1984 µl measuring buffer (100 mM Tris-HCl pH 7.5, 100 mM NaCl, 10 mM CaCl ₂

, 0.05% Brij 35)
2 µl inhibitor, dissolved in DMSO or DMSO alone (non-inhibitory approach)
4 µl enzyme (MMP-2 or MMP-9 or catalytic domain of MMP-8)

• - 5 min. Pre-incubation of the enzyme inhibitor mixture at room temperature with stirring
• - Start the reaction with 10 µl substrate dissolved in DMSO
• - Recording the time-dependent increase in fluorescence over 2 min.

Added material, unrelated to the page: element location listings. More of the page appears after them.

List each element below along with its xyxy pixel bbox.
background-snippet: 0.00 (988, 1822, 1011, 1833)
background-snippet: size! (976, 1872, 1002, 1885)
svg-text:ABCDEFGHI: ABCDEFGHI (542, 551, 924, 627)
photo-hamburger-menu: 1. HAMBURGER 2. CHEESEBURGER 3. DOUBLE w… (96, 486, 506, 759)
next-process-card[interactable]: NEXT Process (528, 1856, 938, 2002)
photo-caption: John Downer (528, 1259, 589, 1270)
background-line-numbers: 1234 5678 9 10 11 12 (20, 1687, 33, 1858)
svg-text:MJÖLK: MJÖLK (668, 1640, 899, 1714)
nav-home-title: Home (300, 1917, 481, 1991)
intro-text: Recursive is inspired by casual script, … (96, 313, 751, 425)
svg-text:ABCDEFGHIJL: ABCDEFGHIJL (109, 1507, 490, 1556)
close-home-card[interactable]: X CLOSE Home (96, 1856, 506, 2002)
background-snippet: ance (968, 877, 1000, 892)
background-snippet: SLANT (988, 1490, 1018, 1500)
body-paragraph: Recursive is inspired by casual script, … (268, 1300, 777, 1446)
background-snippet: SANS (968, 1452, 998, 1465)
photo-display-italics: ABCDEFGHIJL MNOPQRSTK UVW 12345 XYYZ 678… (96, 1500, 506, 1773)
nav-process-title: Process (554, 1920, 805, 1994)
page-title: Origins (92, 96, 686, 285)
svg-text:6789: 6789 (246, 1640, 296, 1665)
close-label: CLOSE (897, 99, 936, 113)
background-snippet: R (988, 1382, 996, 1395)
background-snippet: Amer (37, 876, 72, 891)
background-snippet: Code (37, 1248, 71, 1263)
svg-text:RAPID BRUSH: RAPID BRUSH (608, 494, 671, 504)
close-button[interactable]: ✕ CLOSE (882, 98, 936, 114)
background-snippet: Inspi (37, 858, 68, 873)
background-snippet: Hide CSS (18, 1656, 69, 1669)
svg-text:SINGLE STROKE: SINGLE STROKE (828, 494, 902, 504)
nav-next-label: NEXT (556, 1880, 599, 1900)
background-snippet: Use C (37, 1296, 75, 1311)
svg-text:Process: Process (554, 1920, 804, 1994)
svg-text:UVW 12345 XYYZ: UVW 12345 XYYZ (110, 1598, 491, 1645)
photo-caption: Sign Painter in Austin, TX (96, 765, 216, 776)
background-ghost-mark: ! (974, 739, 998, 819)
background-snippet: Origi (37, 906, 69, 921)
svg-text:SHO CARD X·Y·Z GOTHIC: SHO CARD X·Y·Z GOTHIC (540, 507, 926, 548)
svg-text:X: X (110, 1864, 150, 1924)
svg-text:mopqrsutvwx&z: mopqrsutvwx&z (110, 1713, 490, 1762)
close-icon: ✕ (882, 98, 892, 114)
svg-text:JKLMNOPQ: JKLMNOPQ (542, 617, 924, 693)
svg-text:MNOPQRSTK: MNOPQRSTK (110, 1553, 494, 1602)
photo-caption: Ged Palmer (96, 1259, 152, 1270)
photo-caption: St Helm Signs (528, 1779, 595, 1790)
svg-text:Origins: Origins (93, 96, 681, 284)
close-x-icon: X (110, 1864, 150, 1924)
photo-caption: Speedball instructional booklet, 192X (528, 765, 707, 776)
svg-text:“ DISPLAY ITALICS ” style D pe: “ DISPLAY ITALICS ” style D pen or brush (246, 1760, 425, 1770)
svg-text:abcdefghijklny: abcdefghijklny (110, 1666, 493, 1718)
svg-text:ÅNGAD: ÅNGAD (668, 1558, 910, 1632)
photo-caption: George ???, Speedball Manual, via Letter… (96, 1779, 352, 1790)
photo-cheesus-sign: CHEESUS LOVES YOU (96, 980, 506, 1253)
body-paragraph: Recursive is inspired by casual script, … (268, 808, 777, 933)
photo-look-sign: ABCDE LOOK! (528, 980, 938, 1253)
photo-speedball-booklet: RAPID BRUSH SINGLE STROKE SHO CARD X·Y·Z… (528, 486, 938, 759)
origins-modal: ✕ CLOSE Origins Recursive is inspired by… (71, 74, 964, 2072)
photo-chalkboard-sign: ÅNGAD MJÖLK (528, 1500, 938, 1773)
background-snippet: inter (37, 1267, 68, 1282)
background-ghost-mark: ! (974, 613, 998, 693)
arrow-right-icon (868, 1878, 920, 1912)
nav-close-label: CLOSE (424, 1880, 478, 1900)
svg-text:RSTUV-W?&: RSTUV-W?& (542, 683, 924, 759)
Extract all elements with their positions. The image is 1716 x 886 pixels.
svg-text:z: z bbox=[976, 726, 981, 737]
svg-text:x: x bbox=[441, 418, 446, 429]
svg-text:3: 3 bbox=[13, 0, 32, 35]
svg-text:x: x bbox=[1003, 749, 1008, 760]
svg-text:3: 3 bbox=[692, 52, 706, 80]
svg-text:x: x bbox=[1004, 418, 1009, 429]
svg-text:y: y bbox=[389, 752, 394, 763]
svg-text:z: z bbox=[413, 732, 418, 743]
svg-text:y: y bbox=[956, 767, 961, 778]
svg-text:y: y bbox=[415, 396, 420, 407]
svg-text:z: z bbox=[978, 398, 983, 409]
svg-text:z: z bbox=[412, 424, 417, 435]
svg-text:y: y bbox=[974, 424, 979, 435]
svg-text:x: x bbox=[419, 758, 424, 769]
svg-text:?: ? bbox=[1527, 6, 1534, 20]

Inhibition of human MMPs by the inhibitors of general formulas Ia and Ib according to the invention

Claims (7)

1. Dimercaptoalkyl-substituted quinazoline-2,4- (1H, 3H) -diones of the general formulas Ia and Ib
in what mean
R ¹ = hydrogen, methyl, methoxy, dimethoxy, Hal (Hal = fluorine, chlorine, bromine) hydroxy, carboxy
R ² = hydrogen, methyl
n = 1, 2
and their tautomers and salts. 2. A process for the preparation of compounds of formula Ia, characterized in that
a predetermined amount of the corresponding starting compound IIIa is entered in monomethyl glycol and with
The thiourea is heated under DC or HPLC control at a bath temperature of approx. 100 ° C. until conversion is complete,
the isothiuronium salt which separates is separated off,
this is saponified in 1 N NaOH with the addition of ethanol at a bath temperature of approx. 50 ° C.,
with glacial acetic acid while cooling
the precipitate formed is separated
and washed in a known manner with water and recrystallized from ethanol,
the substance obtained is introduced into an acid mixture consisting of sulfuric acid, glacial acetic acid and water,
the mixture is heated until complete conversion,
the precipitate which has precipitated after cooling has been separated off
and is cleaned in a manner known per se. 3. Process for the preparation of compounds of formula Ib, characterized in that
a predetermined amount of the corresponding starting compound IIIb with thiourea in methylglycol / i-propanol / DMF 1: 1: 2 as a solvent are heated in a boiling water bath
after cooling, the isothiuronium salt formed is separated off,
this is saponified in 1 N NaOH with the addition of ethanol at a bath temperature of approx. 50 ° C., IIb being formed
this is hydrolyzed acidic and
after cooling, the precipitate, consisting of Ib, is separated from the solvent. 4. Use of compounds of the formula Ia as matrix metalloproteinase Inhibitors. 5. Use of compounds of the formula Ib as matrix metalloproteinase Inhibitors. 6. Use of compounds of the formula Ia as MMP inhibitors according to An saying 4, characterized in that 1- (1 ', 3'-Dimercapto-prop-2'-yl) -quinazolin-2,4 (1H, 3H) -dione is used.   7. Use of compounds of formula IIa as MMP inhibitors according to An saying 5, characterized in that (R, S) -1- (2 ', 3'-dimercapto-prop-1'-yl) -quinazolin-2,4 (1H, 3H) -dione and / or (R, S) -1- (3 ', 4'-Dimercapto-but-1'-yl) -quinazolin-2,4 (1H, 3H) -dione be used.